A film that lasts three hours and twenty-six minutes is an inherently daunting prospect; when it’s merely the first part of a trilogy whose other two installments also weigh in at over three hours, it only becomes even more of one. Finding the time to watch something this long isn’t the problem for me, finding the will and inclination is. There’s a reason why I’ve had this thing for nearly a year without watching it before now, i.e. a reason other than my usual slackness with these things (I’m trying to do better at not letting new DVD purchases lie unwatched for months); and be honest, when faced with a choice between a really fucking heavy nine and a half hour Japanese war movie and, oh, let’s say one of those film noir boxes I was going through last year, aren’t you less likely to go for the former than the latter?

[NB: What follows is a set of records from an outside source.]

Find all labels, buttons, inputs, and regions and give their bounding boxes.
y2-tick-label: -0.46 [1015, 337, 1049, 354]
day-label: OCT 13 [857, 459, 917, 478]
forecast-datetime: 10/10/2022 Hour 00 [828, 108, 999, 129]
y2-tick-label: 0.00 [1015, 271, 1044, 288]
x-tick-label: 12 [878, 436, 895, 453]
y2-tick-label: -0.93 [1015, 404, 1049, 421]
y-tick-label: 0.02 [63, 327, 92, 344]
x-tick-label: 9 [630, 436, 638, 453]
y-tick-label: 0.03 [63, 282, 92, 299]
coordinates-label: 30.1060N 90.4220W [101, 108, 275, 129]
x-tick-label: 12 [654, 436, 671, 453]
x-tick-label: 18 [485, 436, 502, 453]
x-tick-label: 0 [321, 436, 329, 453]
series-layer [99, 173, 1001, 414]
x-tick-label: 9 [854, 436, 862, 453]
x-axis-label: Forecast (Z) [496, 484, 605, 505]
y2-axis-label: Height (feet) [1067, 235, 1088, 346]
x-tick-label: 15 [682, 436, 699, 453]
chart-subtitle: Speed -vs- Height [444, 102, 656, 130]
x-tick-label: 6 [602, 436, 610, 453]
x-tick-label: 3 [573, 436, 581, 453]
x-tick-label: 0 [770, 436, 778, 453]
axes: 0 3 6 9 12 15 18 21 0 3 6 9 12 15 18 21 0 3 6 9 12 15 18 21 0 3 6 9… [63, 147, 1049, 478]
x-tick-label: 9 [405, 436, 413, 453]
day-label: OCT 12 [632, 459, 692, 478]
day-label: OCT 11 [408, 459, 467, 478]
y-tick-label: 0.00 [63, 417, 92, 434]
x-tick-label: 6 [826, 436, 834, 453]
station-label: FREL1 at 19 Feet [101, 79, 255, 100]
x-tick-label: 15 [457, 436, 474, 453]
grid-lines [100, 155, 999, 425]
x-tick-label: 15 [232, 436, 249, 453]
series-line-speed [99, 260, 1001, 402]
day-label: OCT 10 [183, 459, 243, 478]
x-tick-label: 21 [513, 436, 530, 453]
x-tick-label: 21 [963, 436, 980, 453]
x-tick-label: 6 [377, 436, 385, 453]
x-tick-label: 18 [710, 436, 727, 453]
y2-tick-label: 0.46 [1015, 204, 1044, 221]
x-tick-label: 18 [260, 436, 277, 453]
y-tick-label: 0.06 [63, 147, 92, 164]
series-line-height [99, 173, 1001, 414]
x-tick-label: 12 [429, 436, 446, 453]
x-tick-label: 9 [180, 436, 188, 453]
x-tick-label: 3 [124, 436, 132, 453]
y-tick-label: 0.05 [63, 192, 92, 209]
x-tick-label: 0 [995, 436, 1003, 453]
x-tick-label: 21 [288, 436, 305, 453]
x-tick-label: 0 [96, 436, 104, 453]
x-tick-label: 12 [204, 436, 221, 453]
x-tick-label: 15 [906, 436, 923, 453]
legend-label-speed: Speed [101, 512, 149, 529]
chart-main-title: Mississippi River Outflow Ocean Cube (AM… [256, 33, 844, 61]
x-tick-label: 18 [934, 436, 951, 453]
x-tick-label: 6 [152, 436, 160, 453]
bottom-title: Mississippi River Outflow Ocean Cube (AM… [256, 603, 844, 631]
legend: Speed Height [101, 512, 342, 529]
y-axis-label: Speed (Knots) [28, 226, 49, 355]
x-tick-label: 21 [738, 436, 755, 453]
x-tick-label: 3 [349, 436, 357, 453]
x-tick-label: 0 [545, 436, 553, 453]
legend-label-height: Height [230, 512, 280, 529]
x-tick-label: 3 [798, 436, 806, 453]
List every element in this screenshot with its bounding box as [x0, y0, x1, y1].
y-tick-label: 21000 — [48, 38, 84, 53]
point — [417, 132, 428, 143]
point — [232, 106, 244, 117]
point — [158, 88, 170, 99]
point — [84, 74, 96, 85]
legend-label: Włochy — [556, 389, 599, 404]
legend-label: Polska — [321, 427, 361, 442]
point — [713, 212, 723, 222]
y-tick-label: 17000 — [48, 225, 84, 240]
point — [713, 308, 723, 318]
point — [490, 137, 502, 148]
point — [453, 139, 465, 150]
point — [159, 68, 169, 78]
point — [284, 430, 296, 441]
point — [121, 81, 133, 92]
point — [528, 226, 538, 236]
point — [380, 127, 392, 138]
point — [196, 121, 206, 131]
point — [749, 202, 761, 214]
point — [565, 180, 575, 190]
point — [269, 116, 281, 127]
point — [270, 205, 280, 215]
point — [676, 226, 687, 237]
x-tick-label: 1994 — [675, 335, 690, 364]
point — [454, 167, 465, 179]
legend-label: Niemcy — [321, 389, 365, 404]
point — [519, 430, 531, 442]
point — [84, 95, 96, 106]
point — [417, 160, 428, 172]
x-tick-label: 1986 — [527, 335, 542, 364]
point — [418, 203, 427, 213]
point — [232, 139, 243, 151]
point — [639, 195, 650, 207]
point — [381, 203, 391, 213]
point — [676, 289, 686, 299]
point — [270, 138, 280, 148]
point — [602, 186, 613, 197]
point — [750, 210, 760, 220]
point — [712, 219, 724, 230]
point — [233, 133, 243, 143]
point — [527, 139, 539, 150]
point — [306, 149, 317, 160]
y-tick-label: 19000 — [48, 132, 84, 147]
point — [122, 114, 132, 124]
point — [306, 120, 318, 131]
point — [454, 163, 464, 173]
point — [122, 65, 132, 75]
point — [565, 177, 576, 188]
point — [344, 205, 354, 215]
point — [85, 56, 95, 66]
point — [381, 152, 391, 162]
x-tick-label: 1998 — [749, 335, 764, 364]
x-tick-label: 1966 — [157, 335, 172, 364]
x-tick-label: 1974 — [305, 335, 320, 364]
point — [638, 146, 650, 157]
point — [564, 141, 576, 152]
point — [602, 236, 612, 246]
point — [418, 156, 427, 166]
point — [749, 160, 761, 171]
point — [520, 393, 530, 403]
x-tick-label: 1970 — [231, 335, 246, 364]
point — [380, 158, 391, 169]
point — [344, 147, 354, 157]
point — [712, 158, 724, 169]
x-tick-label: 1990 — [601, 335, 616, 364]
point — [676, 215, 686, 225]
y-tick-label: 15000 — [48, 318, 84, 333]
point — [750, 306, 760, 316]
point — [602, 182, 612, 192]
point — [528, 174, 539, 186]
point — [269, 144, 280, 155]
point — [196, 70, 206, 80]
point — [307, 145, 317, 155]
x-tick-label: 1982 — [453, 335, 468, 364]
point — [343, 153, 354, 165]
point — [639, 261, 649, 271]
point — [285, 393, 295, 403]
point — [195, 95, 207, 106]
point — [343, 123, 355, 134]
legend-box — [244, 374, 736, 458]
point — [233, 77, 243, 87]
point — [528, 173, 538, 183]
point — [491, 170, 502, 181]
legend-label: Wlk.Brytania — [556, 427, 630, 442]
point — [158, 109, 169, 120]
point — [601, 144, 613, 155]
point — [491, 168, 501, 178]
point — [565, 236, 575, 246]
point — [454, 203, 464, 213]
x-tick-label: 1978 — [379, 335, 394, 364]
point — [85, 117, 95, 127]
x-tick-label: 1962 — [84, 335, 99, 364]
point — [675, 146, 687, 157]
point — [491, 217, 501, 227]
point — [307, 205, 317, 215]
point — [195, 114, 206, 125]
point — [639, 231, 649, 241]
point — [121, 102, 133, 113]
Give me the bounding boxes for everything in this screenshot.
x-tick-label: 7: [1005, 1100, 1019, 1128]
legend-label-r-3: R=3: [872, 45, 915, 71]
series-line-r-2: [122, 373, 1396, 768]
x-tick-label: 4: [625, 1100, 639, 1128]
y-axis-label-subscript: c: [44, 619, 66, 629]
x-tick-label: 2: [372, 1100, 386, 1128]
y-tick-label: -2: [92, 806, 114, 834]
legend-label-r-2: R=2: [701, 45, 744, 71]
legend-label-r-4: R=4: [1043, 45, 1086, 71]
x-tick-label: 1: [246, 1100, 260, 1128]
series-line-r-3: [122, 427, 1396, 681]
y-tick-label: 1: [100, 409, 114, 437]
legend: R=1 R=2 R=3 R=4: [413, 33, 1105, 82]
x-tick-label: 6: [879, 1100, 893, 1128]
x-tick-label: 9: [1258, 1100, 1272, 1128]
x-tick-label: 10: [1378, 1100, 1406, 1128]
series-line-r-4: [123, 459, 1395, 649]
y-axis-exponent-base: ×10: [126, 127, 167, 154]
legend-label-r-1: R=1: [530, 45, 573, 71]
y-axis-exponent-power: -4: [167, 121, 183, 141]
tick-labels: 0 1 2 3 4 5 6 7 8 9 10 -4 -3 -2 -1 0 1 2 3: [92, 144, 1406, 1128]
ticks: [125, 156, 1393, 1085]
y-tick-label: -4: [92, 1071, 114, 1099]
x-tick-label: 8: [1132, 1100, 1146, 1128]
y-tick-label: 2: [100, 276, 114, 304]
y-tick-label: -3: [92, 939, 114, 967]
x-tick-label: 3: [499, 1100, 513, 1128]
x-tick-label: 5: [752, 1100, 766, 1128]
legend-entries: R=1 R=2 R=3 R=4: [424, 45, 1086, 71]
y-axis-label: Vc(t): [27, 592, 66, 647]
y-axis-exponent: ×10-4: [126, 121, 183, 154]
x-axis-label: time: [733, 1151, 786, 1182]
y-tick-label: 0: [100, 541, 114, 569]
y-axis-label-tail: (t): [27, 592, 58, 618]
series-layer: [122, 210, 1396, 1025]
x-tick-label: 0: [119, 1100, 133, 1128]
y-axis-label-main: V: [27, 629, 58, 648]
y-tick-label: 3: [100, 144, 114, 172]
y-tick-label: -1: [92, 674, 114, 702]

But enough’s enough, it’s time Kobayashi and his trilogy cleared themselves from my backlog of unwatched stuff, and so tonight was the night I decided to finally embark upon the epic voyage. How to actually review it, though? As three films or as one? Cos it’s based on what’s described as a “six-volume novel”, and I just wonder what that means (obviously I’ve never read the thing); is it six separate books in a series, or a single story published across six books (cf. Lord of the Rings, which Tolkien apparently said was not a trilogy)? And should the three films (each of which adapts two of the books) accordingly be considered individually or separately? In the end I’ve opted for the latter, since the films were made and released that way, and since each offers its own distinct segment of the overall story.
So what actually happens in this “Grand Canyon of Despair”? Well, the first third of it begins in Manchuria in 1943, when Japan were still ruling that roost; Kaji (Tatsuya Nakadai) has submitted a report on how Japanese business interests there can be profitable while still treating the local Chinese labour like, you know, actual human beings; he’s given a chance to put this bizarre concept into practice at a somewhat remote mining outpost (a task with the fringe benefit of meaning he’s exempt from the military service he dreads), where he has to face up to the problem that theories of this sort generally tend to face, i.e. they have to be enacted by actual human beings—people who, in this particular case, resent this young man from intruding into the frankly corrupt nice little deal they’ve got going. On top of the viciousness of the pit foremen, though, the shadow of the Kenpeitai (kind of a Japanese Gestapo, I gather) hangs over all of them as a higher authority and a reminder to us, if we forget at any point, that this is a wartime story, and the horde of Chinese POWs the Kenpeitai dump on will prove to be a problem for Kaji on more than one level. I think Grady Hendrix’ characterisation of him as a “self-righteous leftist wanker” is perhaps unnecessarily harsh; while Kaji obviously does think of himself as better than those around him I think he is at least sincere in trying to do good, which is if nothing else more than the other Japanese miners do; and after all they view him with suspicion at best and their own sense of superiority at worst. If idealism is a failing, then that’s where Kaji fails in spades, of course; obviously hopeful that he can influence the system in more positive directions, he finds the system somewhat impervious, and the film’s horrific climax becomes the true test of whether or not he can retain his own humanity in the face of the inhumanity of the broader “society” around him. It is, to be sure, not the most cheering of visions, but there is something awesome about the sense of scale and seriousness of purpose at work; the next couple of days’ worth of viewing should be good ones.